I was lucky enough to be contacted by them through LinkedIn, but there are plenty of ways you can express interest, including applying directly from LinkedIn or responding to ads on the Hotjar site. 

Regardless of how you apply, every candidate goes through the same interview process: 

  1. Conversations with team members: aspiring product designers are introduced to the Head of Product for a short, informal chat. If that goes well, you’re put through to an interview with the manager or leader you’d be working with. 

  2. Paid task: applicants are then given a task to complete. The task varies, depending on the type of work that you’d be doing, but you will always be paid for the workable days you put into it. Hotjar gives product designers two weeks to complete a three-day task so you can work it around your other commitments.

  3. Company communication: during the paid task, you’re embedded into the product team. You’re in full contact on Slack because, as much as you’re being interviewed, you’re also deciding if you want to work at the company.
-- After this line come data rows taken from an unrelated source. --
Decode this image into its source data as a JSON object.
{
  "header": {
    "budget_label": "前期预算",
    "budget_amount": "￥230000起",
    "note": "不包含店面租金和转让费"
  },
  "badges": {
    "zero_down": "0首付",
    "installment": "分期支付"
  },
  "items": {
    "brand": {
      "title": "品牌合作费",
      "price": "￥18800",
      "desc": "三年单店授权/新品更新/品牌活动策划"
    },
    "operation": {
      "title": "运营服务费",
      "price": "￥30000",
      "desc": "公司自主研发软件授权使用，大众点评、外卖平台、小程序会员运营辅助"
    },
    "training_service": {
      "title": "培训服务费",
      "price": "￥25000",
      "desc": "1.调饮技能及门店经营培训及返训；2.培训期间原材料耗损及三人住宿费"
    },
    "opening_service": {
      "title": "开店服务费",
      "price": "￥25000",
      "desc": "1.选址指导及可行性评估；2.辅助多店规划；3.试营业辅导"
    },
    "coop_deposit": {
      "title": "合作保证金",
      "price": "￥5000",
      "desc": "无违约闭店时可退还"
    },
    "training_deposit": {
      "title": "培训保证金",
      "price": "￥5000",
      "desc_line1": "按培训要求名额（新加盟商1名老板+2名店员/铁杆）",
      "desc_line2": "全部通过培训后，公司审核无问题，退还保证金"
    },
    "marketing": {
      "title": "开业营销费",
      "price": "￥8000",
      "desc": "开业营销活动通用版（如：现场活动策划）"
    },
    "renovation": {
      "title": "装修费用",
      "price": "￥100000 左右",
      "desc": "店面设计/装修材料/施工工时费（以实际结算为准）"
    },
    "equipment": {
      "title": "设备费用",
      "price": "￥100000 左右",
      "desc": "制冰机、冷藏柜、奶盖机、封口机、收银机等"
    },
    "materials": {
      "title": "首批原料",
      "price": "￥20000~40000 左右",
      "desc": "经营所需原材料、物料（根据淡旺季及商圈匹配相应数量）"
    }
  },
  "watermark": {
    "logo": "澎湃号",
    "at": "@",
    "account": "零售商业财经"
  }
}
This approach gives you time to consider whether you’re comfortable with the way Hotjar works and whether you like working remotely, using Slack, and the type of projects you’d be working on.  
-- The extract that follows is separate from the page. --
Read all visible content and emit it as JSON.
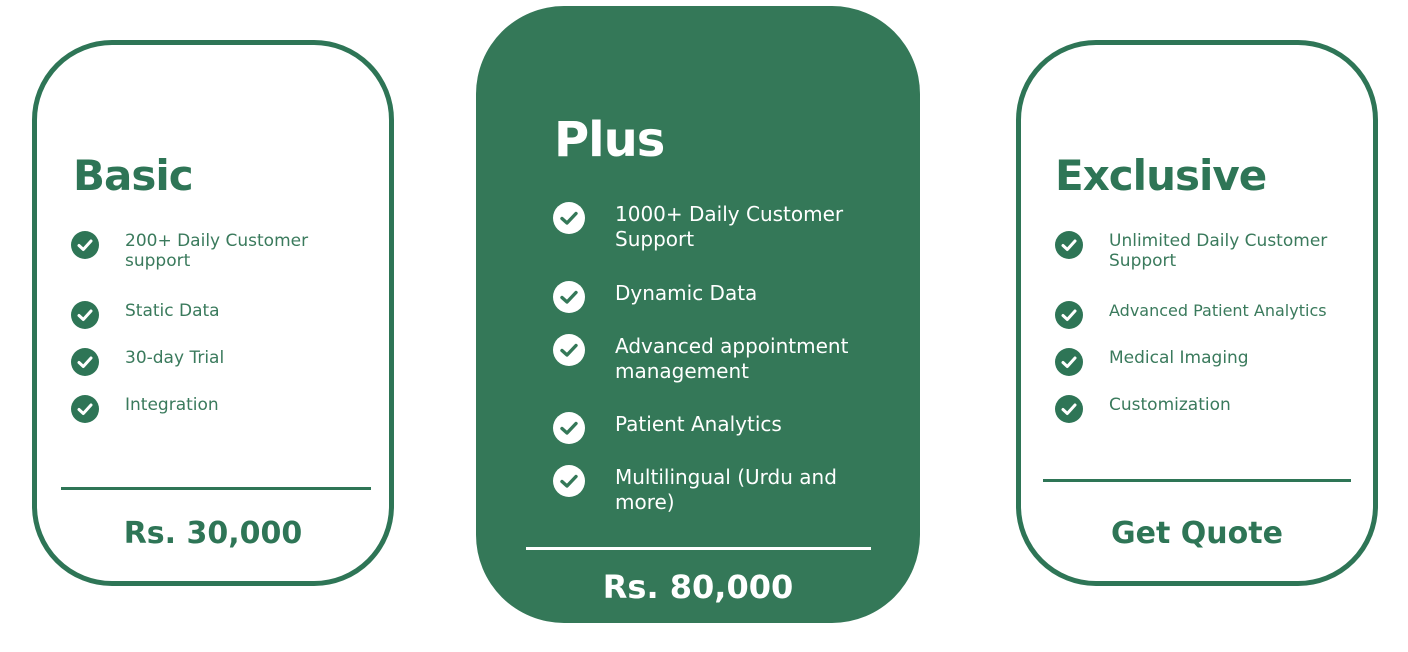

  4. Task analysis: once the task is complete (or the two weeks are up), candidates are invited to analyze their contribution. This is your chance to highlight whether you did too much or too little and to explain why you carried out the task in the way you did. Hotjar is realistic in knowing that the outcome will be the result of only three days’ time allotment and limited resources.

How to become a UX designer: 7 Important skills every good UX designer needs

Humans don’t create, they discover. 

That’s our position as product designers. We’re not artists in the traditional sense. We can be artists in our free time, but as product designers, we have to work with budgets, constraints, and tight deadlines. We’re working with the benefit of the user in mind and are tasked with connecting the dots. 
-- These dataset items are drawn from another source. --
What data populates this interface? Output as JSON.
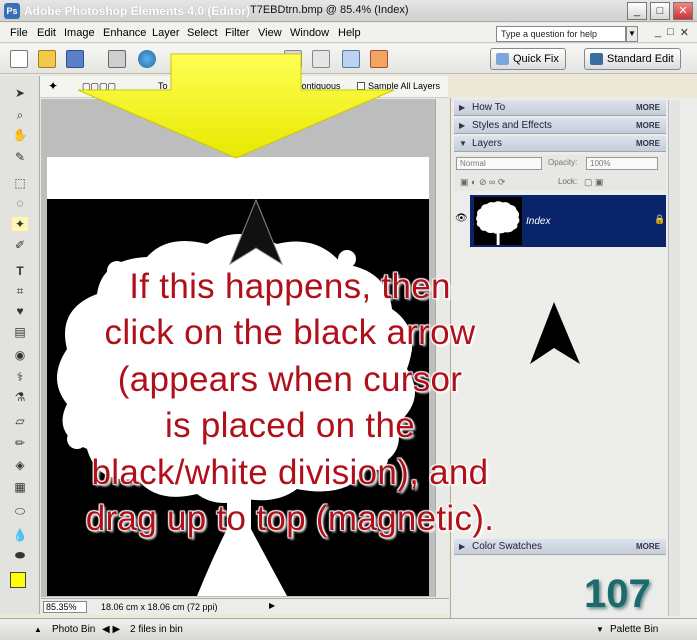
{
  "window": {
    "app_title": "Adobe Photoshop Elements 4.0 (Editor)",
    "doc_title": "T7EBDtrn.bmp @ 85.4% (Index)",
    "controls": [
      "_",
      "□",
      "✕"
    ]
  },
  "menu": {
    "items": [
      "File",
      "Edit",
      "Image",
      "Enhance",
      "Layer",
      "Select",
      "Filter",
      "View",
      "Window",
      "Help"
    ],
    "help_placeholder": "Type a question for help",
    "mdi_controls": [
      "_",
      "□",
      "✕"
    ]
  },
  "toolbar": {
    "quick_fix": "Quick Fix",
    "standard_edit": "Standard Edit"
  },
  "options_bar": {
    "partial_label": "To",
    "contiguous": "Contiguous",
    "sample_all_layers": "Sample All Layers"
  },
  "palette": {
    "panels": [
      {
        "title": "How To",
        "more": "MORE"
      },
      {
        "title": "Styles and Effects",
        "more": "MORE"
      },
      {
        "title": "Layers",
        "more": "MORE"
      }
    ],
    "blend_mode": "Normal",
    "opacity_label": "Opacity:",
    "opacity_value": "100%",
    "lock_label": "Lock:",
    "layer_name": "Index",
    "color_swatches": {
      "title": "Color Swatches",
      "more": "MORE"
    }
  },
  "status": {
    "zoom": "85.35%",
    "info": "18.06 cm x 18.06 cm (72 ppi)"
  },
  "bottom": {
    "photo_bin": "Photo Bin",
    "files_in_bin": "2 files in bin",
    "palette_bin": "Palette Bin"
  },
  "overlay": {
    "callout_lines": [
      "If this happens, then",
      "click on the black arrow",
      "(appears when cursor",
      "is placed on the",
      "black/white division), and",
      "drag up to top (magnetic)."
    ],
    "page_number": "107"
  },
  "colors": {
    "foreground_swatch": "#ffff00",
    "background_swatch": "#000000",
    "callout_text": "#b0101a",
    "big_arrow": "#ffff00",
    "layer_selected": "#0a246a"
  }
}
It helps to have a few key traits in addition to understanding the practical elements of UX design:

1. We’re problem solvers, not pixel movers 

We need to juggle individual users’ needs, product parameters, budgets, time constraints, and what we’re physically (and digitally) capable of doing. We need to do all this and create a wonderful experience that solves a problem for our users. 

The solution isn’t always obvious. In fact, sometimes it’s not even screen-based, and this is something people forget about. We’re not pixel movers, we’re problem solvers, and I think this is an important phrase to remember when you’re trying to get into a job and choosing which company to work for. You’ll get more satisfaction out of a job where people understand you’re solving problems, not designing a screen. 

2. We need to be humble 

There are many ways to solve a problem. 

To figure out the best way, you need to listen a lot and communicate consistently with the end user. 

You also need to communicate with internal teams and different departments. These other teams have a ton of knowledge that can fuel your solutions. They know what can be done and what can’t be done, but they might also have insights into what the problem is if you haven’t yet worked it out. 

As UX designers, we’re linking all this knowledge together to create a solution that is the right fit for our users. This is why being humble is crucial. Something you worked on might not solve the problem. The problem you thought was the problem might not be the problem at all, and it’s important to acknowledge this. 

3. We’re observers as well as listeners

Listening is a big part of understanding what users want, but observing is critical. 

Users might not tell you the truth. They might tell you what they think you want to hear. Observing fills in the gaps and taps into actions rather than words. Data is pivotal for this, so it’s important you can understand data or are at least beginning to grasp it. Users might be telling you one thing, but if the data is saying something different, it’s up to you to discover what’s really going on. 

4. We have to stay open-minded 

UX designers have to be resourceful with the contradictory information they get, and it’s crucial to be open-minded to really understand what’s going on–especially if you’re working on a global product. Different people process things in very different ways.